Malaysia; an introduction to the rising star of Southeast Asia
Malaysia is the rising star of Southeast Asia. In its short 57 years as a country, Malaysia has quickly grown from its former British colonial based structure. No longer regarded as a developing third world country, Malaysia has surpassed its regional developing country neighbors Indonesia, Thailand, Brunei, and expeditiously risen to the status of emerging country (Central Intelligence Agency, 2013). However, Malaysia, its government and people, will not settle for emerging country status. The Government of Malaysia (GOM) has defined a strategy to turn Malaysia into a modern fully developed country by 2020 (Central Intelligence Agency, 2013).
Using the Blue Ocean Strategy business concept of creating uncontested market space, the GOM created the Vision 2020 strategy. To fully appreciate Malaysia, one must understand the Vision 2020 strategy. Specifically, how the unique demographics of the country affect the strategy, how the government is transforming, and how the economy is morphing with regards to public and private sectors. Through understanding Vision 2020, a holistic comprehension of the complex country of Malaysia is developed.
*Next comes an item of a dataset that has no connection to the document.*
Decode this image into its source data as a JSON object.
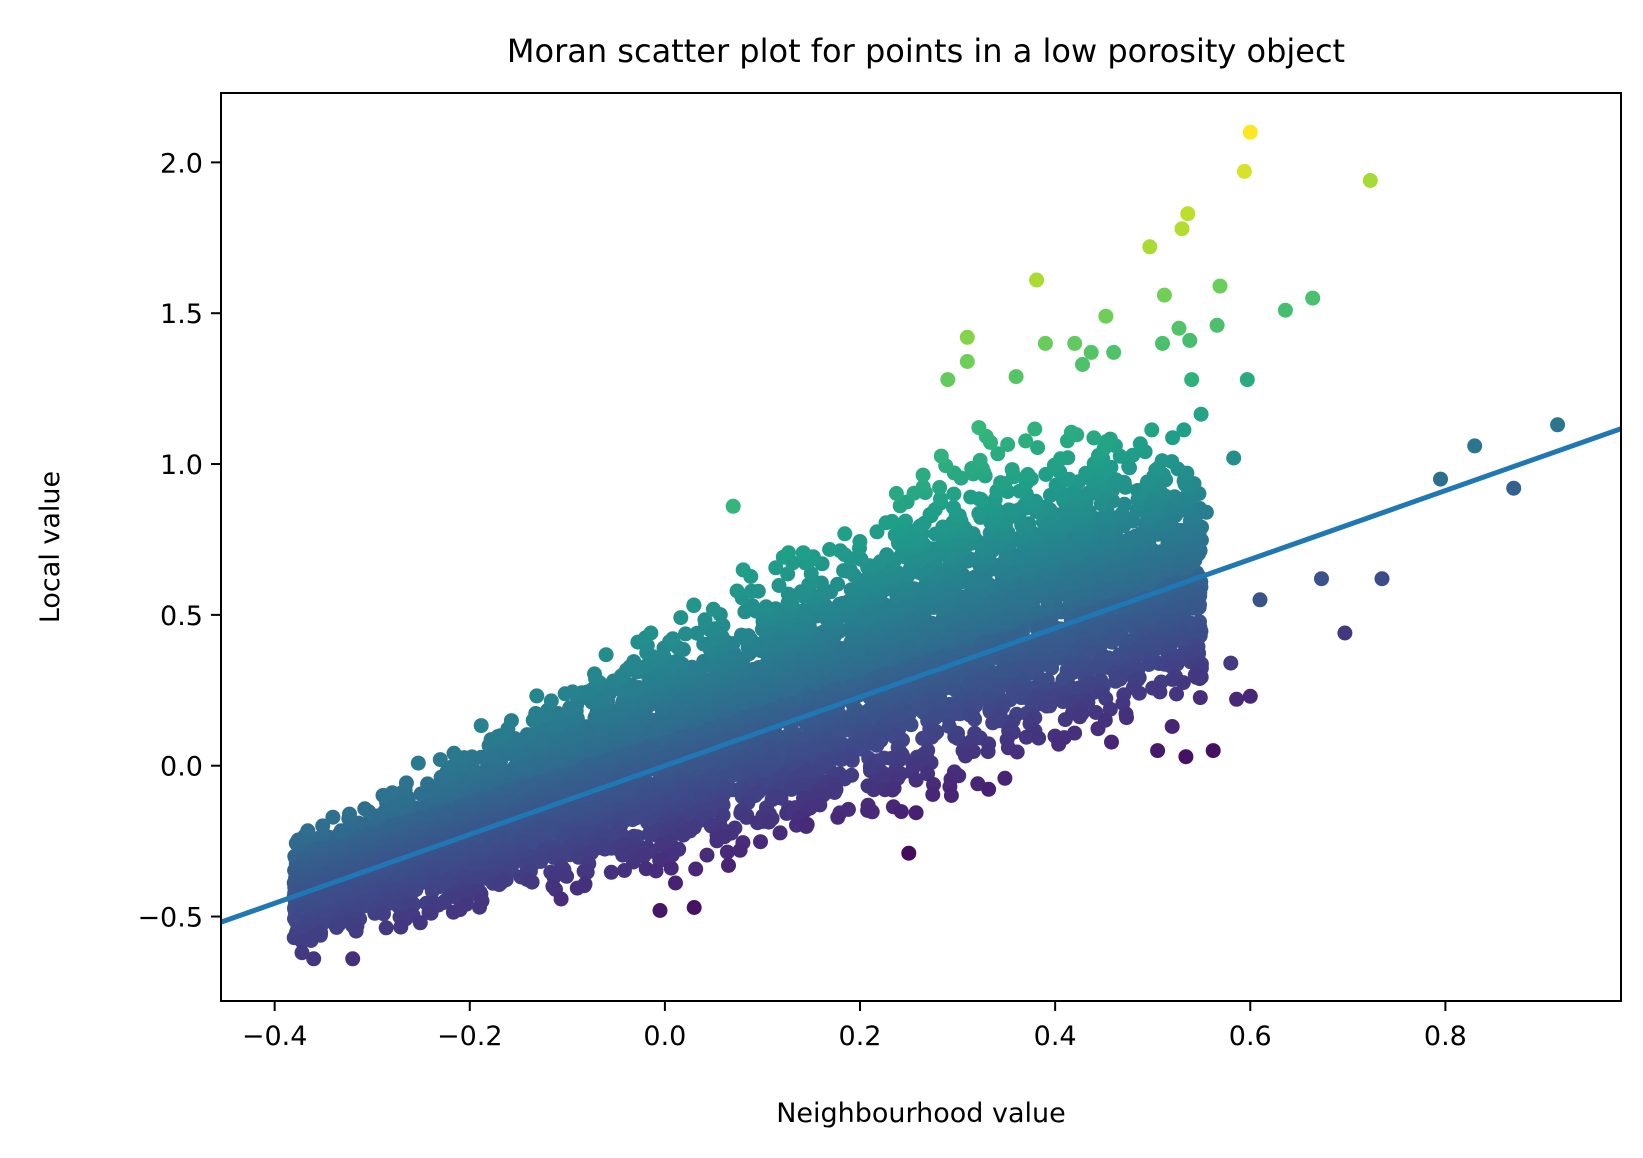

By the year 2020, Malaysia can be a united nation, with a confident Malaysian society, infused by strong moral and ethical values, living in a society that is democratic, liberal and tolerant, caring, economically just and equitable, progressive and prosperous, and in full possession of an economy that is competitive, dynamic, robust, and resilient. (Mohamad, 1991, p. 1)
Malaysia is focused on developing along six dimensions: economic, political, social, spiritual, psychological, and cultural. The Vision 2020 strategy aims to cultivate these dimensions by resolving nine key strategic challenges. According to Mohamad (1991) the first challenge is creating a cohesive Malaysian nation with a sense of universal future. The second challenge is creating a psychologically liberated, secure society. The third challenge is to foster a mature democratic society that serves as a model for developing countries. The fourth challenge is establishing a moral and ethical society with high spiritual and ethical values. The fifth challenge is creating a mature, tolerant society where people can be free to practice their customs, culture, and religious beliefs yet maintain a belonging to one nation. The sixth challenge is establishing a scientific, progressive, and innovative society. The seventh challenge is creating a fully caring society and culture, where the welfare of people will revolve around a resilient family system and not the state. The eighth challenge is ensuring an economically fair civilization. The ninth and final challenge is creating a prosperous society with a fully competitive and robust economy (Mohamad, 1991). Since 1991 the GOM has worked diligently to resolve all nine challenges by implementing strategies in Vision 2020 (Mohamad, 1991).